また、地球温暖化が近年、本格的な社会課題として顕在化し、繊維産業は地球環境に大きな負荷をかけていることに言及。D2C文脈でよくメディアで紹介される欧米のサステイナブルブランドは、D2Cだからではなく、「時代に即した意味」を持たせているので支持されていると説明しました。

さらに海外では収集したデータの活用や、バリューチェーン全体におけるデジタル化によって新たなビジネスモデルが構築されている事例を紹介しました。

以上から、アパレルの市場構造は従来大きな比重を占めていたトレンド市場が縮小し、高級ブランドなどのラグジュアリー市場とグローバルSPAを中心としたマスボリューム市場との二極化が進むと予測しました。

2030年に向けて事業変革とブランド磨きが必要

続いて対談を行いました。

瀬川が「今から4年後の2024年には、第1次ベビーブーム世代が全員75歳以上の後期高齢者になる。

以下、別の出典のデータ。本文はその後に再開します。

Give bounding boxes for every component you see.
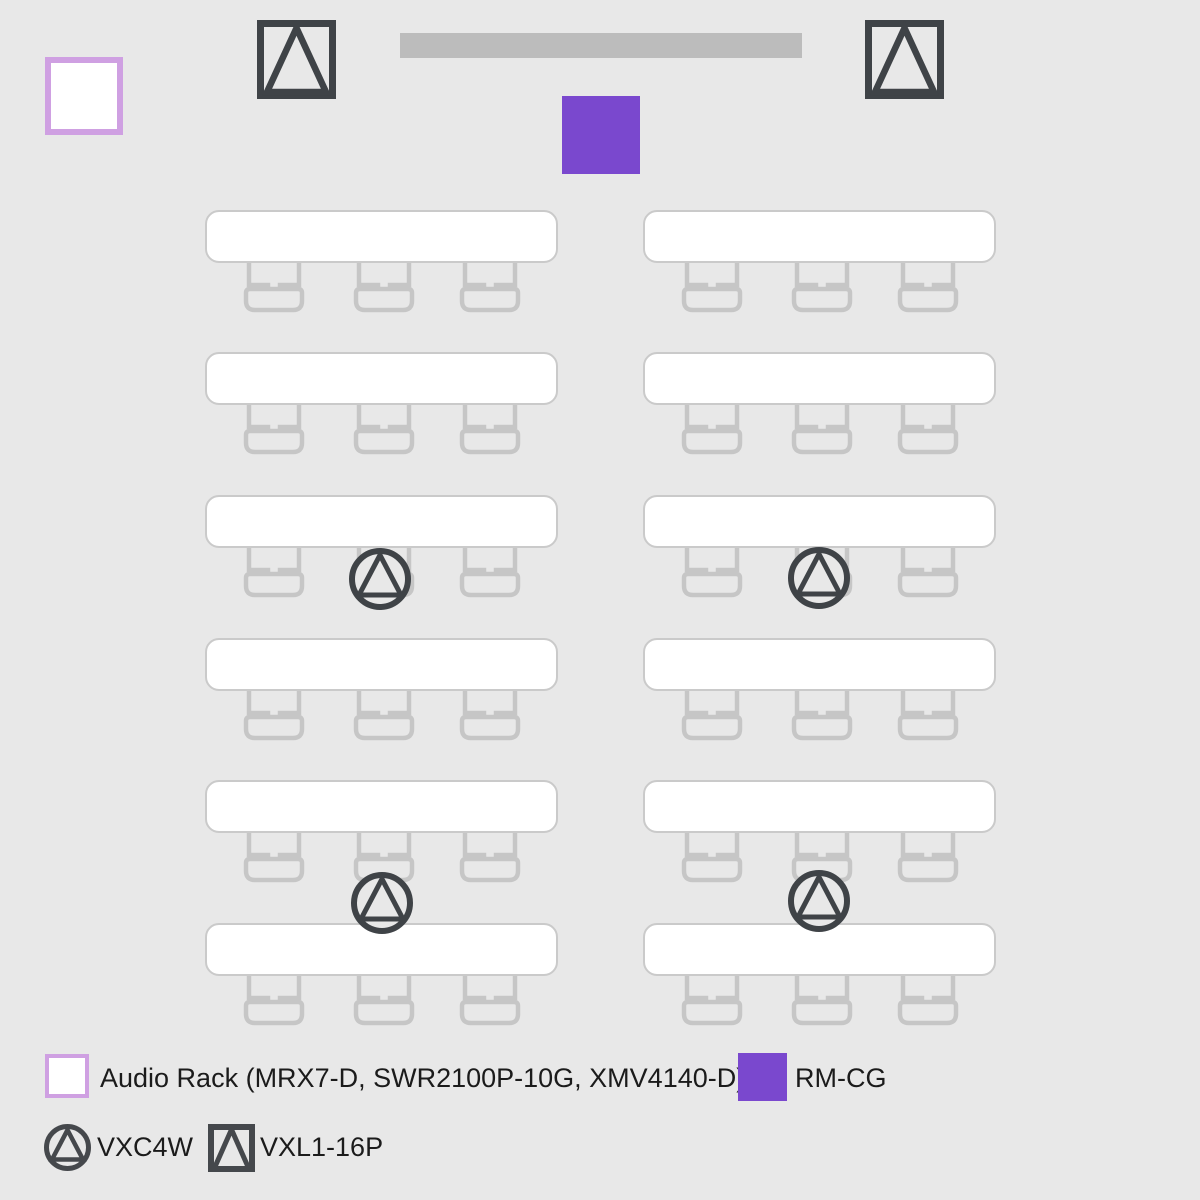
vxc4w-ceiling-speaker-icon	[345, 544, 415, 614]
chair-icon	[900, 405, 956, 452]
table	[643, 638, 996, 691]
chair-row	[205, 975, 558, 1029]
chair-icon	[246, 976, 302, 1023]
chair-icon	[462, 691, 518, 738]
chair-icon	[794, 405, 850, 452]
legend-audio-rack-swatch	[45, 1054, 89, 1098]
chair-row	[205, 262, 558, 316]
chair-icon	[900, 548, 956, 595]
chair-icon	[462, 976, 518, 1023]
room-plan: Audio Rack (MRX7-D, SWR2100P-10G, XMV414…	[0, 0, 1200, 1200]
chair-icon	[246, 405, 302, 452]
chair-icon	[246, 691, 302, 738]
table-with-chairs	[205, 210, 558, 316]
vxl1-16p-line-speaker-icon	[865, 20, 944, 99]
table	[643, 495, 996, 548]
legend-rm-cg-label: RM-CG	[795, 1062, 886, 1094]
chair-icon	[356, 691, 412, 738]
chair-icon	[246, 833, 302, 880]
chair-icon	[462, 263, 518, 310]
chair-icon	[356, 405, 412, 452]
chair-icon	[462, 548, 518, 595]
chair-icon	[684, 548, 740, 595]
table	[205, 352, 558, 405]
chair-row	[643, 404, 996, 458]
chair-icon	[356, 263, 412, 310]
chair-icon	[246, 263, 302, 310]
chair-icon	[684, 691, 740, 738]
legend-audio-rack-label: Audio Rack (MRX7-D, SWR2100P-10G, XMV414…	[100, 1062, 745, 1094]
chair-icon	[462, 405, 518, 452]
table	[643, 210, 996, 263]
table	[205, 210, 558, 263]
chair-icon	[794, 976, 850, 1023]
table-with-chairs	[643, 210, 996, 316]
vxc4w-ceiling-speaker-icon	[347, 868, 417, 938]
vxl1-16p-line-speaker-icon	[257, 20, 336, 99]
table-with-chairs	[643, 638, 996, 744]
table	[643, 780, 996, 833]
table	[205, 780, 558, 833]
table	[205, 638, 558, 691]
chair-row	[205, 404, 558, 458]
chair-row	[205, 690, 558, 744]
chair-icon	[900, 263, 956, 310]
table	[205, 495, 558, 548]
chair-icon	[900, 833, 956, 880]
legend-vxc4w-label: VXC4W	[97, 1131, 193, 1163]
chair-row	[643, 975, 996, 1029]
table-with-chairs	[205, 923, 558, 1029]
legend-vxc4w-icon	[43, 1122, 92, 1173]
legend-rm-cg-swatch	[738, 1053, 787, 1101]
vxc4w-ceiling-speaker-icon	[784, 543, 854, 613]
chair-icon	[684, 263, 740, 310]
table	[643, 352, 996, 405]
legend-vxl1-16p-label: VXL1-16P	[260, 1131, 383, 1163]
table-with-chairs	[643, 352, 996, 458]
vxc4w-ceiling-speaker-icon	[784, 866, 854, 936]
chair-icon	[900, 976, 956, 1023]
table-with-chairs	[205, 638, 558, 744]
chair-icon	[462, 833, 518, 880]
chair-icon	[684, 405, 740, 452]
chair-icon	[794, 691, 850, 738]
table-with-chairs	[205, 352, 558, 458]
chair-icon	[684, 976, 740, 1023]
furniture-layer	[0, 0, 1200, 1200]
chair-row	[643, 690, 996, 744]
chair-icon	[684, 833, 740, 880]
table-with-chairs	[643, 923, 996, 1029]
chair-icon	[246, 548, 302, 595]
chair-row	[643, 262, 996, 316]
chair-icon	[794, 263, 850, 310]
chair-icon	[900, 691, 956, 738]
legend-vxl1-16p-icon	[208, 1124, 255, 1172]
chair-icon	[356, 976, 412, 1023]
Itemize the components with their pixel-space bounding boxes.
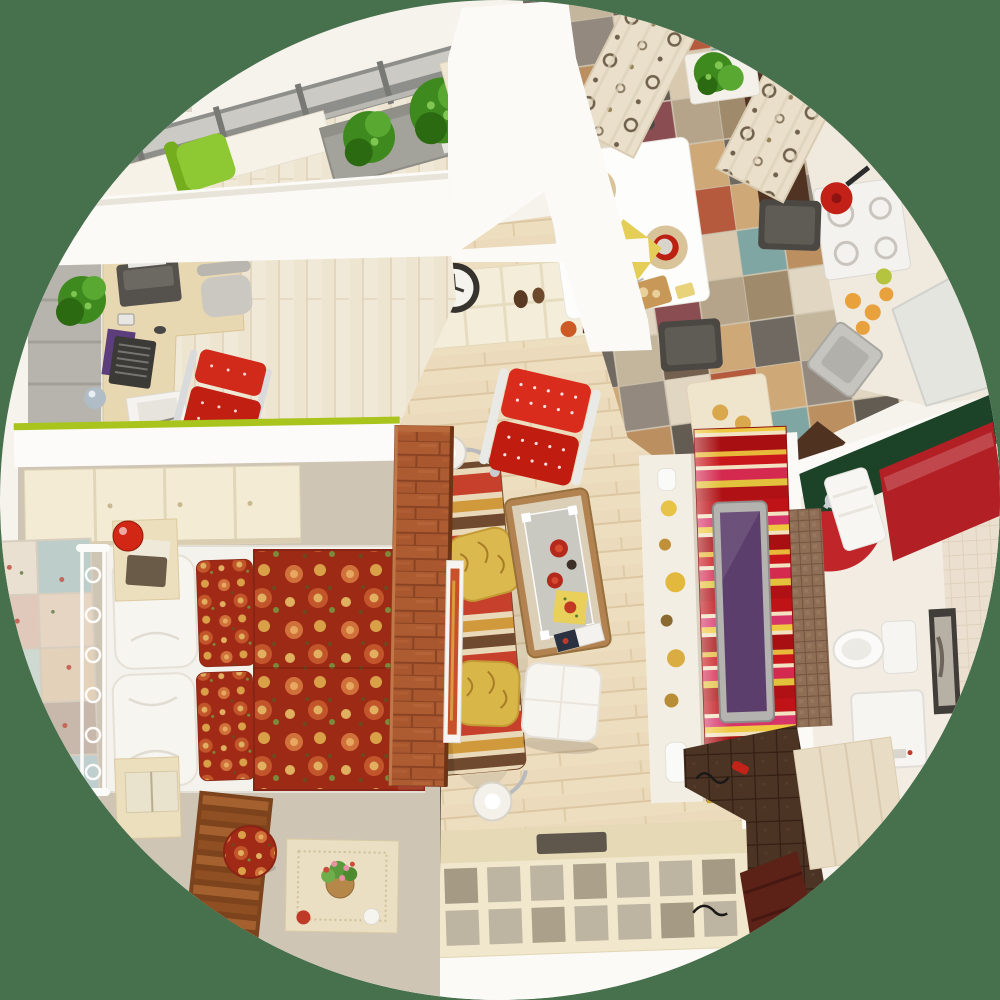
mouse bbox=[154, 326, 166, 334]
framed-picture bbox=[929, 608, 961, 714]
floral-pillow bbox=[196, 559, 256, 667]
floor-plan-render: Top-down 3D render of a small studio apa… bbox=[0, 0, 1000, 1000]
floral-ottoman bbox=[224, 826, 276, 878]
nightstand-bottom bbox=[115, 757, 182, 839]
tablet bbox=[125, 555, 167, 588]
circular-crop bbox=[0, 0, 1000, 1000]
flower-table bbox=[285, 839, 399, 933]
wall-tv bbox=[713, 501, 775, 723]
dining-chair bbox=[758, 199, 822, 251]
desk-phone bbox=[118, 314, 134, 325]
yellow-napkin bbox=[553, 590, 588, 625]
leaning-picture bbox=[444, 560, 464, 742]
white-dish bbox=[363, 908, 379, 924]
white-figurine bbox=[657, 468, 676, 491]
bedroom-wall bbox=[14, 417, 401, 468]
floral-pillow bbox=[196, 671, 256, 781]
media-unit-device bbox=[536, 832, 607, 854]
yellow-cushion bbox=[454, 660, 520, 726]
sphere-lamp bbox=[84, 387, 106, 409]
desk-chair bbox=[196, 259, 255, 318]
dining-chair bbox=[658, 318, 723, 372]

介護の問題などにより消費を牽引すべき世代の可処分所得が減少する」と問題提起。「全体のパイが小さくなっていく中で、トレンド市場の各社が今までと同じ戦い方をしていては先細りは避けられないのではないか」と問いました。

福田氏は「独自性とブランド価値の磨き込みによって、同質化したビジネスを180度変える必要がある。これまではファストファッションの普及によって価格が下がってきた。価格競争から抜け出さないといけない」と応じました。

さらに瀬川は「日本のブランドは『消費の意味』をいかにしてブランド価値につなげていけば良いのか」と問いました。

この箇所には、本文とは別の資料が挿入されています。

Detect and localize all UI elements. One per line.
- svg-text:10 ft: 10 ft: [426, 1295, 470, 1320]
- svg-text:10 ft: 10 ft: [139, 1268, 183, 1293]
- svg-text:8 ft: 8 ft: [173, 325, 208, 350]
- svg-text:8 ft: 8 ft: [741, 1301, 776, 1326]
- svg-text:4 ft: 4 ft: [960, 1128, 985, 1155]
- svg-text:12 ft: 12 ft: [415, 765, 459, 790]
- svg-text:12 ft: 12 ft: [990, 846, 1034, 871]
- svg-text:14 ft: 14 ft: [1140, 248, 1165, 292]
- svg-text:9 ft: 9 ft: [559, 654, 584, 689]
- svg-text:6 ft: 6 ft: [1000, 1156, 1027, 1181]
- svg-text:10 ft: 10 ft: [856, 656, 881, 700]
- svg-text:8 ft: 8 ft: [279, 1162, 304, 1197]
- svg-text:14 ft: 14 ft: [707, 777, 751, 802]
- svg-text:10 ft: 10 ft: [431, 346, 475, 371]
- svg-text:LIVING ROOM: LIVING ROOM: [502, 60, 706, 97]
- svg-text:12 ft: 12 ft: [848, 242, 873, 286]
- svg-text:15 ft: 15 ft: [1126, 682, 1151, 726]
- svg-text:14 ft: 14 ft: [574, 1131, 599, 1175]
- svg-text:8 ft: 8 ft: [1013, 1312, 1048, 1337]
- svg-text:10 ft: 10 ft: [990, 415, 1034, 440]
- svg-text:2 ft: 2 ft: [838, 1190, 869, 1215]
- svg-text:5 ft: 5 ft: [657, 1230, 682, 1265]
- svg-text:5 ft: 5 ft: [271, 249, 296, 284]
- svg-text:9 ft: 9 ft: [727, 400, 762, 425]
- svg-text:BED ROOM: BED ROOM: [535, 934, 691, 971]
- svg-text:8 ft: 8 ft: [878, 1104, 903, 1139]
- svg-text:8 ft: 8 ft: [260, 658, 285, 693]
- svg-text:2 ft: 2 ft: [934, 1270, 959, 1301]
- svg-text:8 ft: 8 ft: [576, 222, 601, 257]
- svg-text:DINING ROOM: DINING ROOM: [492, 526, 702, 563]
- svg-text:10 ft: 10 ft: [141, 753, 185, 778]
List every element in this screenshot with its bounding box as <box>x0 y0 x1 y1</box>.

これに対し福田氏は「海外ではブランドを作った人の価値観が最初にある。これに対し日本のブランドは『百貨店の売り場向けのブランドを作ろう』といったチャネル起点で企画が作られるケースが多い」と指摘。「ブランドの作り方を抜本的に見直し、世界観を持つ人材を育てたり引き抜いてきたりすべきで、そのうえでデジタル活用が大変重要になってくる」と説明しました。

在庫を回転させ、固定費を減らし、教育に投資を

その後、人口減少と需要減退が不可避の2030年に向けたビジネス変革とDXに際し、「今すぐにできること」にテーマが移りました。

福田氏は「在庫回転の改善」を挙げ、「これまでは多くの大手アパレルはPL(損益計算書)偏重で、在庫回転数(回転率)等のBS視点でのKPIが重視されてこなかった。アパレルはリードタイムが長いので、在庫回転というものをもっと注視しないといけない」と強調しました。そのうえで「商品ごとの在庫回転率をみながら全体のマーチャンダイジングを考える必要がある」と主張しました。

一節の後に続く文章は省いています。